Hacker News new | ask | show | jobs
by DennisP 1257 days ago
The key to surviving on BS in finance is getting other people to pay you fees for investing their money.
1 comments

Surely that wouldn't work for long, at least unless you're lucky and get decent returns
I get the sense that the vast majority of professional investors are just being swept around by the tides of the market. Over the past 70 years in the United States, that has generally been upward. Until they get dashed against the rocks, but the professional consequences are so low that they can pick themselves up and start again once the tides are better. People attribute so much individual human agency to financial professionals, but 99.9% of them are at the mercy of forces outside of their control, like technological advancement, population growth, federal reserve policy, and globalization.
It works exceptionally well based on data. You can pull up almost all of the actively managed mutual funds on something like morning star and compare them to an sp500 or total market index fund. Once you pull the time horizon out to 30 years, you will basically see zero funds that outperform the indexes. Most underperform based on just performance. But all of them underperform once you take the fees into account.
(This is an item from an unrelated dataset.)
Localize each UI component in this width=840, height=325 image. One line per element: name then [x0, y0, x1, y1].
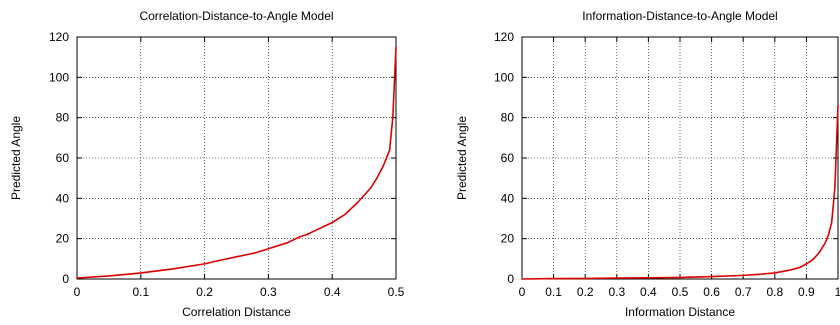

So basically every actively managed fund is being run by someone who is faking it.
The selling point is not absolute return, but uncorrelated return. If that is really the case, is a different story ...
Hedge funds are supposed to be uncorrelated, but I don't think many long-only equity funds make that claim. They just count it a win if they do better than the market (which often happens, but seldom continues).

Then there are the financial advisors. Last time I talked to one, the selling point was nothing but "trust us, we have a team of Ph.Ds."

You'd be surprised. There is an entire "Fund of Funds" industry for example[1] that literally just takes people's money and takes a fee for putting it in other people's funds. The people putting money in the FOF could just as easily put it in the other funds themselves (the FOF disclose which funds they are in) and would get more money because they would have one less layer of fees to pay. Yet it exists. Their returns are intrinsically poor[2], their rationale for existance (that they do additional due dilligence on the underlying funds) is manifestly untrue[3].

[1] Check out people like skybridge capital as the most high-profile example https://skybridge.com/

[2] See for instance Buffett's bet against Protege Partners https://www.wallstreetphysician.com/warren-buffett-bet-sp-50...

[3] eg Bramdean's spectacular losses on Madoff https://www.ft.com/content/ea15b152-72f4-11de-ad98-00144feab...

Let's say you get paid a 2% management fee (on funds under management) and a 20% incentive fee (levied only on gains). What keeps you from investing half your clients making bets in one direction, and the other half making bets in the opposite? If you do this, what total fees do you collect? How long can you follow this strategy?
> What keeps you from investing half your clients making bets in one direction, and the other half making bets in the opposite?

The fact that would most likely be fraud and a breach of fiduciary duty for one thing[1].

[1] See for example https://gowlingwlg.com/en/insights-resources/articles/2015/i... The example they cite is from a closed-end fund but the same principle would apply to a hedge fund

TIL; it's a relief to know that doesn't work (or at least would be actionable) in TradFi.